5) evaluate int e(2x)sinx dx via trap rule, simpsons 1/3rd and gauss integration. With 4 strips for trapezoidal/simpsons.

I got:

Trap: 23.02829

Simp: 22.70988612

Gauss: 22.768

Any answer checks would be greatly appreciated, especially for the first question.

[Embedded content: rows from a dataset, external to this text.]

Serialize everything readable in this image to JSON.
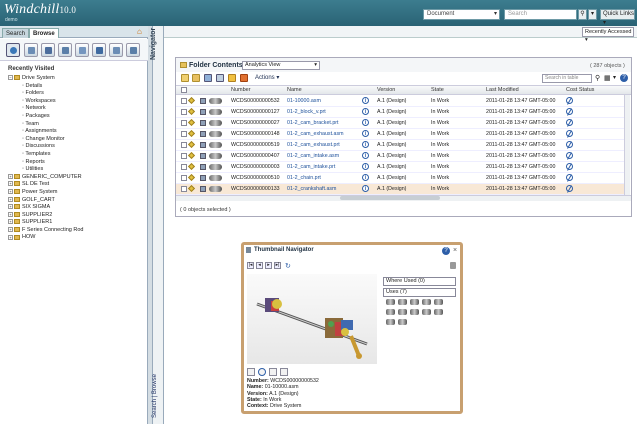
{
  "app": {
    "logo": "Windchill",
    "version": "10.0",
    "user": "demo",
    "search_type": "Document",
    "search_placeholder": "Search",
    "quick_links": "Quick Links"
  },
  "left": {
    "tabs": [
      "Search",
      "Browse"
    ],
    "recently_visited_label": "Recently Visited",
    "tree": [
      {
        "label": "Drive System",
        "level": 0,
        "kind": "root",
        "expanded": true
      },
      {
        "label": "Details",
        "level": 1
      },
      {
        "label": "Folders",
        "level": 1
      },
      {
        "label": "Workspaces",
        "level": 1
      },
      {
        "label": "Network",
        "level": 1
      },
      {
        "label": "Packages",
        "level": 1
      },
      {
        "label": "Team",
        "level": 1
      },
      {
        "label": "Assignments",
        "level": 1
      },
      {
        "label": "Change Monitor",
        "level": 1
      },
      {
        "label": "Discussions",
        "level": 1
      },
      {
        "label": "Templates",
        "level": 1
      },
      {
        "label": "Reports",
        "level": 1
      },
      {
        "label": "Utilities",
        "level": 1
      },
      {
        "label": "GENERIC_COMPUTER",
        "level": 0,
        "kind": "root"
      },
      {
        "label": "SL DE Test",
        "level": 0,
        "kind": "root"
      },
      {
        "label": "Power System",
        "level": 0,
        "kind": "root"
      },
      {
        "label": "GOLF_CART",
        "level": 0,
        "kind": "root"
      },
      {
        "label": "SIX SIGMA",
        "level": 0,
        "kind": "root"
      },
      {
        "label": "SUPPLIER2",
        "level": 0,
        "kind": "root"
      },
      {
        "label": "SUPPLIER1",
        "level": 0,
        "kind": "root"
      },
      {
        "label": "F Series Connecting Rod",
        "level": 0,
        "kind": "root"
      },
      {
        "label": "HOW",
        "level": 0,
        "kind": "root"
      }
    ],
    "navigator_label": "Navigator",
    "bottom_links": "Search | Browse"
  },
  "main": {
    "recently_accessed": "Recently Accessed",
    "folder_title": "Folder Contents",
    "view": "Analytics View",
    "object_count": "( 287 objects )",
    "actions": "Actions",
    "filter_placeholder": "Search in table",
    "columns": [
      "Number",
      "Name",
      "Version",
      "State",
      "Last Modified",
      "Cost Status"
    ],
    "rows": [
      {
        "number": "WCDS00000000532",
        "name": "01-10000.asm",
        "version": "A.1 (Design)",
        "state": "In Work",
        "modified": "2011-01-28 13:47 GMT-05:00",
        "selected": false
      },
      {
        "number": "WCDS00000000127",
        "name": "01-2_block_v.prt",
        "version": "A.1 (Design)",
        "state": "In Work",
        "modified": "2011-01-28 13:47 GMT-05:00",
        "selected": false
      },
      {
        "number": "WCDS00000000027",
        "name": "01-2_cam_bracket.prt",
        "version": "A.1 (Design)",
        "state": "In Work",
        "modified": "2011-01-28 13:47 GMT-05:00",
        "selected": false
      },
      {
        "number": "WCDS00000000148",
        "name": "01-2_cam_exhaust.asm",
        "version": "A.1 (Design)",
        "state": "In Work",
        "modified": "2011-01-28 13:47 GMT-05:00",
        "selected": false
      },
      {
        "number": "WCDS00000000519",
        "name": "01-2_cam_exhaust.prt",
        "version": "A.1 (Design)",
        "state": "In Work",
        "modified": "2011-01-28 13:47 GMT-05:00",
        "selected": false
      },
      {
        "number": "WCDS00000000407",
        "name": "01-2_cam_intake.asm",
        "version": "A.1 (Design)",
        "state": "In Work",
        "modified": "2011-01-28 13:47 GMT-05:00",
        "selected": false
      },
      {
        "number": "WCDS00000000003",
        "name": "01-2_cam_intake.prt",
        "version": "A.1 (Design)",
        "state": "In Work",
        "modified": "2011-01-28 13:47 GMT-05:00",
        "selected": false
      },
      {
        "number": "WCDS00000000510",
        "name": "01-2_chain.prt",
        "version": "A.1 (Design)",
        "state": "In Work",
        "modified": "2011-01-28 13:47 GMT-05:00",
        "selected": false
      },
      {
        "number": "WCDS00000000133",
        "name": "01-2_crankshaft.asm",
        "version": "A.1 (Design)",
        "state": "In Work",
        "modified": "2011-01-28 13:47 GMT-05:00",
        "selected": true
      }
    ],
    "selection_status": "( 0 objects selected )"
  },
  "thumb": {
    "title": "Thumbnail Navigator",
    "where_used": "Where Used (0)",
    "uses": "Uses (7)",
    "info": {
      "number_label": "Number:",
      "number": "WCDS00000000532",
      "name_label": "Name:",
      "name": "01-10000.asm",
      "version_label": "Version:",
      "version": "A.1 (Design)",
      "state_label": "State:",
      "state": "In Work",
      "context_label": "Context:",
      "context": "Drive System"
    }
  },
  "colors": {
    "topbar": "#2f6b7d",
    "link": "#1c4f9a",
    "selected_row": "#f8e8d6",
    "popup_border": "#c8a070"
  }
}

2. Originally Posted by deragon999
Hey people,

I would just like a few of my answers to be checked, if anyone wants to,

1) y'=e(-y)-1

I got ln(1-e(y))+x=c, but i think this is wrong(it doesn't match the given answer)

My working was:

dy/dx=1/e(y)-1
dy/dx=(1-e(y))/e(y)
int (1-e(y))/e(y) dy -int 1 dx=0
ln(1-e(y))+x=c

2) (dy/dx)tanx+tany=0

I got sinysinx=c

3) Find the general solution of:

d2y/dx2-5dy/dx+4y=2e(3x)

I got: Ae(4x)+Be(x)-e(3x)

4) d2y/dt2+4y=12cos(2t)

i) find Yc:

I got Yc=Acos(2t)+Bsin(2t)

ii) find the full general solution:

I got y=Acos(2t)+Bsin(2t)+3tsin(2t)

iii) given y'(0)=0 and y(0)=0 find the full solution

I got y=3tsin(2t)

5) evaluate int e(2x)sinx dx via trap rule, simpsons 1/3rd and gauss integration. With 4 strips for trapezoidal/simpsons.

I got:

Trap: 23.02829

Simp: 22.70988612

Gauss: 22.768

Any answer checks would be greatly appreciated, especially for the first question.
Dear deragon999,

I suppose you mean $\displaystyle y'=e^{-y}-1$ in the first question. Is'nt??

If that is so,

$\displaystyle \frac{dy}{dx}=e^{-y}-1$

$\displaystyle \frac{dy}{dx}=\frac{1-e^{y}}{e^y}$

$\displaystyle \int{\frac{e^y}{1-e^y}}dy=\int{dx}$

$\displaystyle -\int{\frac{e^y}{e^y-1}}dy=\int{dx}$

$\displaystyle -\int{\frac{d}{dy}(e^{y}-1)\frac{d}{d(e^y-1)}ln(e^y-1)}dy=\int{dx}$

$\displaystyle -\int{d(ln(e^y-1))}=\int{dx}$

$\displaystyle -ln(e^y-1)=x+C$ ; Where C is an arbitary constant.

3. Sudharaka

Thanks, can you show me how you got

Thanks,
Simon

4. Originally Posted by deragon999
Sudharaka

Thanks, can you show me how you got

Thanks,
Simon
Dear deragon999,

$\displaystyle \frac{dy}{dx}=e^{-y}-1=\frac{1}{e^y}-1=\frac{1-e^y}{e^y}$